Case 2- A 45-year-old male patient was admitted to clinic with a history of three months of vision loss and metamorphopsia in his left eye. He had no history of ocular disease. He had a medical history of diabetes mellitus and chronic musculoskeletal pain; his current medication included metformin 1,000 mg/day, acetylsalicylic acid 100 mg/day, and pregabalin 225 mg twice a day that he was taking for seven months. The patient was non-smoker, had no other known illnesses, and was not on any other medication that could be associated with CSCR. Upon eye examination, the BCVA values were 20/20 and 20/50 in OD and OS, respectively. Anterior segment examination findings and ocular pressures were normal for both eyes. Fundus examination revealed oval serous retinal detachment in the OS.

Further OCT and FA examinations revealed large subretinal fluid (Figure 2a), and ink-blot pattern with expansile hyperfluorescence, respectively (Figure 2b, c). Both findings were consistent with a typical CSCR diagnosis. Thereupon, pregabalin treatment was discontinued and the patient was informed about a probable pregabalin-induced CSCR diagnosis. The patient is started to be followed-up by our departments and written informed consent was obtained from the patient for publication of this case report.

Discussion

To the best of our knowledge, this is the first observational case report potentially linking CSCR to the use of pregabalin. We hypothesize that pregabalin use in these two patients with vision loss could be the causal effect of their CSCR diagnosis. Although these cases could be coincidental findings with a small dataset and, therefore, further researches are needed to prove our hypothesis, the mechanism of action of pregabalin and its potential side effects are in parallel with the typical symptoms of CSCR. Specifically, pregabalin as an L-type calcium channel antagonist can lead to vasodilation of choroidal vessels in blood-retinal barrier which, in turn, can cause edema in retina, similar to the well-known peripheral edema caused by pregabalin and other calcium channel blockers during hypertension treatment.[8,10,14] Interestingly, case reports in the literature suggest that pregabalin overdose may lead to macular bilateral vision loss due to bilateral serous macular detachment.[11] Topiramate, another antiepileptic agent, can also cause neurosensory retinal detachment.[12] Furthermore, pregabalin add-on therapy may result in downbeat nystagmus.13 These case reports are in parallel indicating a probable causal link between antiepileptic medications and occurrence of ocular disorders such as CSCR.

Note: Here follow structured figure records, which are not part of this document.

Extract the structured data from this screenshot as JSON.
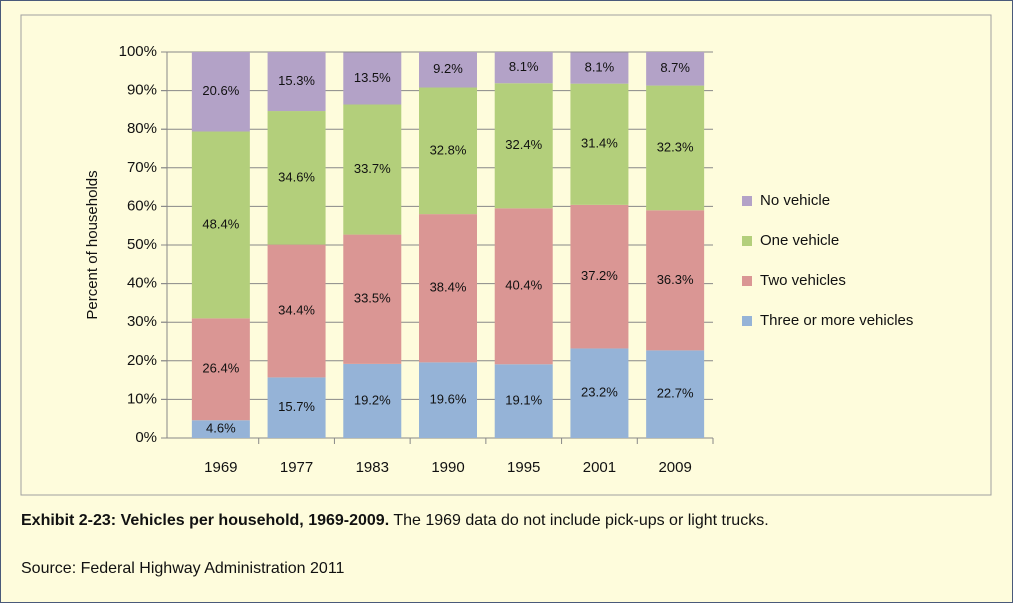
{
  "chart_data": {
    "type": "bar",
    "stacked": true,
    "ylabel": "Percent of households",
    "categories": [
      "1969",
      "1977",
      "1983",
      "1990",
      "1995",
      "2001",
      "2009"
    ],
    "series": [
      {
        "name": "Three or more vehicles",
        "color": "#95b3d7",
        "values": [
          4.6,
          15.7,
          19.2,
          19.6,
          19.1,
          23.2,
          22.7
        ],
        "value_labels": [
          "4.6%",
          "15.7%",
          "19.2%",
          "19.6%",
          "19.1%",
          "23.2%",
          "22.7%"
        ]
      },
      {
        "name": "Two vehicles",
        "color": "#da9694",
        "values": [
          26.4,
          34.4,
          33.5,
          38.4,
          40.4,
          37.2,
          36.3
        ],
        "value_labels": [
          "26.4%",
          "34.4%",
          "33.5%",
          "38.4%",
          "40.4%",
          "37.2%",
          "36.3%"
        ]
      },
      {
        "name": "One vehicle",
        "color": "#b3cf7b",
        "values": [
          48.4,
          34.6,
          33.7,
          32.8,
          32.4,
          31.4,
          32.3
        ],
        "value_labels": [
          "48.4%",
          "34.6%",
          "33.7%",
          "32.8%",
          "32.4%",
          "31.4%",
          "32.3%"
        ]
      },
      {
        "name": "No vehicle",
        "color": "#b3a2c7",
        "values": [
          20.6,
          15.3,
          13.5,
          9.2,
          8.1,
          8.1,
          8.7
        ],
        "value_labels": [
          "20.6%",
          "15.3%",
          "13.5%",
          "9.2%",
          "8.1%",
          "8.1%",
          "8.7%"
        ]
      }
    ],
    "ylim": [
      0,
      100
    ],
    "yticks": [
      {
        "value": 0,
        "label": "0%"
      },
      {
        "value": 10,
        "label": "10%"
      },
      {
        "value": 20,
        "label": "20%"
      },
      {
        "value": 30,
        "label": "30%"
      },
      {
        "value": 40,
        "label": "40%"
      },
      {
        "value": 50,
        "label": "50%"
      },
      {
        "value": 60,
        "label": "60%"
      },
      {
        "value": 70,
        "label": "70%"
      },
      {
        "value": 80,
        "label": "80%"
      },
      {
        "value": 90,
        "label": "90%"
      },
      {
        "value": 100,
        "label": "100%"
      }
    ],
    "grid": true,
    "legend": "right"
  },
  "caption": {
    "bold": "Exhibit 2-23: Vehicles per household, 1969-2009.",
    "text": " The 1969 data do not include pick-ups or light trucks.",
    "source": "Source: Federal Highway Administration 2011"
  }
}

In conclusion, based on our observations, we updated our clinical protocols to accommodate a pre-ophthalmological check-up for patients under pregabalin treatment. The patients presented in this study are still under follow-up with a fundus examination and OCT six months after the diagnosis, since observation is the initial standard protocol for patients with acute CSCR, which usually resolves spontaneously without an intervention, and further treatment is only needed upon recurrence or development of chronicity.[15-18] We plan to continue gathering new data from new patients under pregabalin treatment and report our findings with a larger dataset. Nonetheless, further prospective, observational studies are needed to determine the potential causative relationship between pregabalin and CSCR.